Friedrich Silaban lahir di Desa Bonan Dolok, Kecamatan Sianjur Mulamula, Kabupaten Samosir, Provinsi Sumatra Utara. Dulunya adalah Kabupaten Tapanuli Utara, namun dimekarkan menjadi Kabupaten Toba Samosir, dan dimekarkan lagi menjadi Kabupaten Samosir.

Ia lahir pada 16 Desember 1912 dari keluarga Kristen Protestan dan ayahnya seorang Pendeta. Ia adalah seorang opzichter/arsitek generasi awal di negeri Indonesia.

Semasa hidup ia menimba pendidikan formal di H.I.S. Narumonda, Tapanuli tahun 1927, Koningen Wilhelmina School (K.W.S.) di Jakarta pada tahun 1931, dan Academic van Bouwkunst Amsterdam, Belanda pada tahun 1950, ia kemudian bekerja menjadi pegawai Kotapraja Batavia, Opster Zeni AD Belanda, Kepala Zenie di Pontianak Kalimantan Barat (1937) dan sebagai Kepala DPU Kotapraja Bogor hingga 1965.

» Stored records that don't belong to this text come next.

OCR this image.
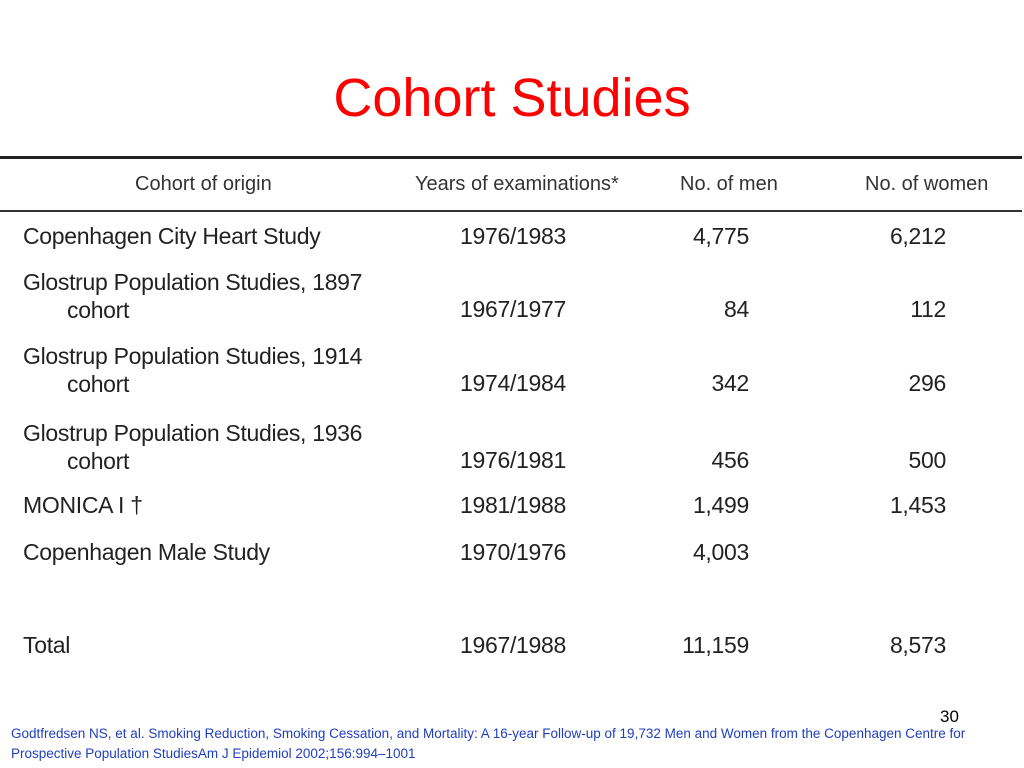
Cohort Studies
Cohort of origin	Years of examinations*	No. of men	No. of women
Copenhagen City Heart Study	1976/1983	4,775	6,212
Glostrup Population Studies, 1897
cohort	1967/1977	84	112
Glostrup Population Studies, 1914
cohort	1974/1984	342	296
Glostrup Population Studies, 1936
cohort	1976/1981	456	500
MONICA I †	1981/1988	1,499	1,453
Copenhagen Male Study	1970/1976	4,003
Total	1967/1988	11,159	8,573
30
Godtfredsen NS, et al. Smoking Reduction, Smoking Cessation, and Mortality: A 16-year Follow-up of 19,732 Men and Women from the Copenhagen Centre for Prospective Population StudiesAm J Epidemiol 2002;156:994–1001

Seiring perjalanan waktu, ia terkenal dengan berbagai karya besarnya di dunia arsitektur dan rancang bangun. Beberapa hasil karyanya menjadi simbol kebanggaan bagi daerah tersebut.

Berkat karyanya, Friedrich menjadi dekat dengan Presiden Soekarno. Saking dekatnya, Soekarno bahkan pernah bertamu ke rumah Friedrich di Bogor, Jawa Barat.

Baca Juga: Mengenal Mitos Tentang  Naga Padoha di Tanah Batak

2. Ikut sayembara arsitek Masjid Istiqlal pakai nama samaran

Mengenal Friedrich Silaban, Orang Batak yang Arsiteki Masjid IstiqlalMasjid Istiqlal (instagram.com/wikan_d)

Membahas Masjid Istiqlal tak bisa lepas dari nama Friedrich Silaban, seorang Kristen Protestan yang dipercaya Presiden Soekarno sebagai perancang Masjid Istiqlal.

Namun demikian, kedekatan itu tak lantas memuluskan jalan Friedrich sebagai perancang desain Masjid Istiqlal. Ia ditunjuk sebagai arsitek masjid tersebut setelah memenangkan sayembara. Karya Friedrich berjudul "Ketuhanan" berhasil memenangi hati para dewan juri, termasuk Soekarno.

Dikisahkan putra Friedrich, Panogu Silaban, sebelum mengikuti sayembara, ayahnya meminta izin ke Soekarno. Dari situlah Soekarno mengusulkan agar Freidrich memakai nama samaran. "Dia (Friedrich) pernah bertanya kepada Soekarno langsung, 'Ini mau ngadain sayembara Istiqlal loh, saya ikut enggak ya?' Mereka memang dekat ya," kata Panogu dalam wawancara yang ditayangkan Singkap Kompas TV, akhir Februari 2018.

"Lalu (Soekarno menjawab), 'tapi kalau ikut harus pakai nama samaran. Kalau enggak, enggak ada yang mau milih'," tuturnya.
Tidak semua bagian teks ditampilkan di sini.